Para Geraldo Tadeu, a reconfiguração é o meio republicano encontrado para manter a governança do Brasil, a despeito das crises e confusões que o presidente possa deflagrar. “É uma maneira de encontrar uma solução institucional, nos limites da legalidade, para um problema que é muito sério: um presidente que se comporta de maneira estranha aos deveres do cargo. Victor Orban, presidente da Hungria, líder do movimento ultradireitista no mundo, é o exemplo mais claro do radicalismo ao obter poderes quase absolutos em meio à atual crise. Esse é um comportamento personalista e irresponsável. Os atuais movimentos são uma forma de isolar o presidente, torná-lo menos efetivo”, salienta.

Seguindo a lógica da divisão da sociedade pós-coronavírus em um grupo menor e detentor do poder financeiro e um grupo majoritário mais pobre, porém ativo, o coordenador do Núcleo de Estudos Sociopolíticos da Pontifícia Universidade Católica de Minas Gerais, Robson Sávio Reis Souza, diz enxergar uma realidade dramática para além da crise. Ele destaca que, a despeito de serem minoria, os detentores do poder financeiro também são detentores do poder político.
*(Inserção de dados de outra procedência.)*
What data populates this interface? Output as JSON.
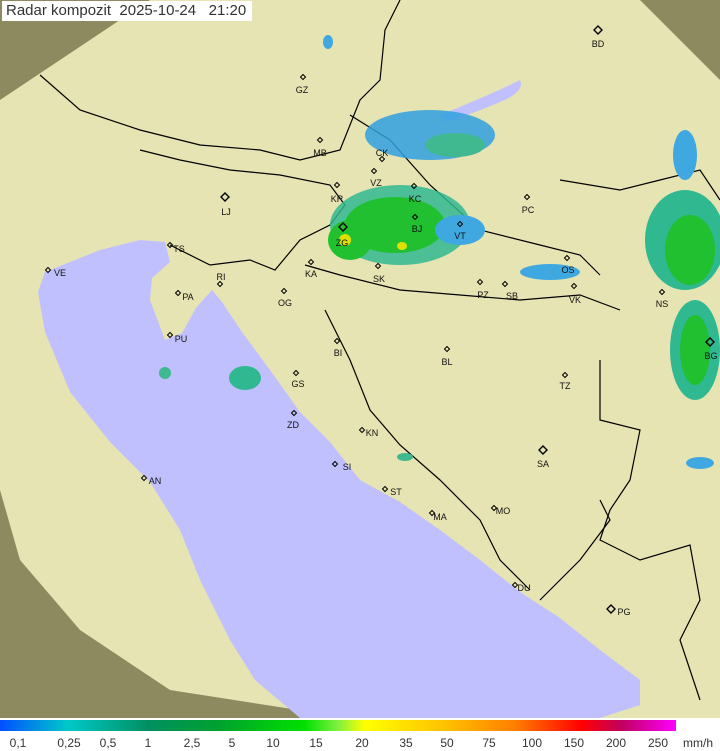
{
  "header": {
    "title": "Radar kompozit",
    "date": "2025-10-24",
    "time": "21:20"
  },
  "legend": {
    "labels": [
      "0,1",
      "0,25",
      "0,5",
      "1",
      "2,5",
      "5",
      "10",
      "15",
      "20",
      "35",
      "50",
      "75",
      "100",
      "150",
      "200",
      "250"
    ],
    "unit": "mm/h"
  },
  "colors": {
    "sea": "#c0c0ff",
    "land": "#e8e6b0",
    "outside": "#8e8a60",
    "border": "#000000",
    "radar_light": "#2080ff",
    "radar_mid": "#40b8a0",
    "radar_strong": "#20c020"
  },
  "cities": [
    {
      "code": "GZ"
    },
    {
      "code": "BD"
    },
    {
      "code": "MB"
    },
    {
      "code": "CK"
    },
    {
      "code": "VZ"
    },
    {
      "code": "KR"
    },
    {
      "code": "KC"
    },
    {
      "code": "LJ"
    },
    {
      "code": "ZG"
    },
    {
      "code": "BJ"
    },
    {
      "code": "VT"
    },
    {
      "code": "PC"
    },
    {
      "code": "TS"
    },
    {
      "code": "VE"
    },
    {
      "code": "RI"
    },
    {
      "code": "KA"
    },
    {
      "code": "SK"
    },
    {
      "code": "OS"
    },
    {
      "code": "PZ"
    },
    {
      "code": "SB"
    },
    {
      "code": "VK"
    },
    {
      "code": "NS"
    },
    {
      "code": "PA"
    },
    {
      "code": "OG"
    },
    {
      "code": "PU"
    },
    {
      "code": "BI"
    },
    {
      "code": "BL"
    },
    {
      "code": "BG"
    },
    {
      "code": "GS"
    },
    {
      "code": "TZ"
    },
    {
      "code": "ZD"
    },
    {
      "code": "KN"
    },
    {
      "code": "SA"
    },
    {
      "code": "SI"
    },
    {
      "code": "AN"
    },
    {
      "code": "ST"
    },
    {
      "code": "MA"
    },
    {
      "code": "MO"
    },
    {
      "code": "DU"
    },
    {
      "code": "PG"
    }
  ]
}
“Não podemos desconhecer que, depois da Segunda Guerra Mundial para cá, tirando as décadas de 1950 e 1960, a tendência do poder econômico sempre foi suplantar a política e dar as cartas. E a profunda crise atual afetou fundamentalmente esse grupo poderosíssimo”, destaca.

“Temos forças que, a partir de uma visão pessoal de mundo, tentarão se colocar em um momento pós-caos. Uma delas tem a ver com movimentos sociais, comunitário, menos vocalizado na mídia, mas muito potente. Mas não posso desconhecer que, do ponto de vista da grande engenharia global, o grupo do poder econômico, associado ao poder bélico e militar, está ferido e vai lutar para se sobrepor. É um cenário preocupante, com relações de força desiguais. Pois o poder está concentrado nas mãos de grupos com domínio econômico bélico e político”, alerta o cientista social.

Robson Sávio lembra, ainda, que figuras políticas como Bolsonaro e Donald Trump aproveitam momentos como esse para ter ganho político e que, mesmo no caso do presidente americano, a mudança de postura em relação ao coronavírus tem mais relação com as eleições do que com o bom senso.

“Isso é claro no caso de Bolsonaro, que atua no esgarçamento das instituições democráticas. Ele sabe que vai ser caótico e tentará sair ileso. Vai dizer que agiram daquela forma, e não do jeito que ele propôs. Não podemos desprezar as políticas de ultradireita”, analisa.